Unit 3: Analysis. All water quality data, photos of identified insects and water samples, hand-drawn illustrations, and field notes are uploaded to the SCAPE website via custom forms. This data is automatically translated into Google Spreadsheets and posted to a secure website. Measurements and observations are verified by water quality and bio-indicator specialists. In collaboration with their teachers and SCAPE personnel, students use geo-coordinates, water quality, flow, and observed organisms to create their own hyperlinked Google map to visualize the data. They then compare and evaluate the data and identify pollution sources from their sites and those from other living classrooms across the region.
Unit 4: System-wide Understandings. By looking at all of the living classrooms across the Mountain West, students develop an understanding of system-wide river water quality, security, and supply issues—our shared commons. Each school decides on an action to take, such as planning a water-related stewardship project with a local farmer, agriculture specialist, natural resource professional or member of the community, and posts their solutions and reports their progress on the customized “cloud” website developed specifically for SCAPE.

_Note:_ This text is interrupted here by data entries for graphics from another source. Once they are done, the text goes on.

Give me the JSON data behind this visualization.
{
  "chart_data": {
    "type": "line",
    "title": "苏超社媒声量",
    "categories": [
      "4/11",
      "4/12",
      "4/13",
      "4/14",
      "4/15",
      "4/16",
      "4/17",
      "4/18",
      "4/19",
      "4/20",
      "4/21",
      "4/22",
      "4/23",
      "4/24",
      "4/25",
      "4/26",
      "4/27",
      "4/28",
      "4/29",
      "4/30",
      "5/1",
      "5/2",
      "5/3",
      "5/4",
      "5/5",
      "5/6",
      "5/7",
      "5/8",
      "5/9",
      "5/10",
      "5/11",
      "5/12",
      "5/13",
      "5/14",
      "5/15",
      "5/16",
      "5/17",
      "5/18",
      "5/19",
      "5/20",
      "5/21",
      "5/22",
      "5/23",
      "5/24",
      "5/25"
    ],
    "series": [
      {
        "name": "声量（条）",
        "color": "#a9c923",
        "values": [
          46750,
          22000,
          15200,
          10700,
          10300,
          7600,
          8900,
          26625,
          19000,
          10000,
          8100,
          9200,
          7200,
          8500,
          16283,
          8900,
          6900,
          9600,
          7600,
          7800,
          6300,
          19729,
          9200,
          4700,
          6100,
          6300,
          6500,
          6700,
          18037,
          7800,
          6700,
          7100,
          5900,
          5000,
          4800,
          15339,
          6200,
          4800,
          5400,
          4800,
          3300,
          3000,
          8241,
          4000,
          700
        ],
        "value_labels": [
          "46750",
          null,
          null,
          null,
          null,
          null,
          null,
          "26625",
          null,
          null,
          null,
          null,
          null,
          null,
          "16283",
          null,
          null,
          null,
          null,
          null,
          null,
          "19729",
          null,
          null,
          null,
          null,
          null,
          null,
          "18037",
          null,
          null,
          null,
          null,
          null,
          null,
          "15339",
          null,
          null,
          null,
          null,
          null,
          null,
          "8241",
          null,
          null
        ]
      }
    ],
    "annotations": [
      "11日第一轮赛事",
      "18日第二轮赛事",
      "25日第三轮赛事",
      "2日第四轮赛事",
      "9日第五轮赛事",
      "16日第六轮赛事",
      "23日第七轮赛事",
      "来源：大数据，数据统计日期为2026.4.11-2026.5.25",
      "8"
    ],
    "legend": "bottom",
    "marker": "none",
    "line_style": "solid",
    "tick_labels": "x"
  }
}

These materials have been developed to connect with students and teachers both broadly and deeply. Information and skillsets important to understanding water across the Mountain West—as an integrated system—are paired with objectives that address the particulars of different local conditions. While all students engage foundational issues such as history, hydrology, water chemistry, riparian ecology, etc., partner schools will also receive custom-tailored curricular materials that address the issues most pertinent to their “backyard.”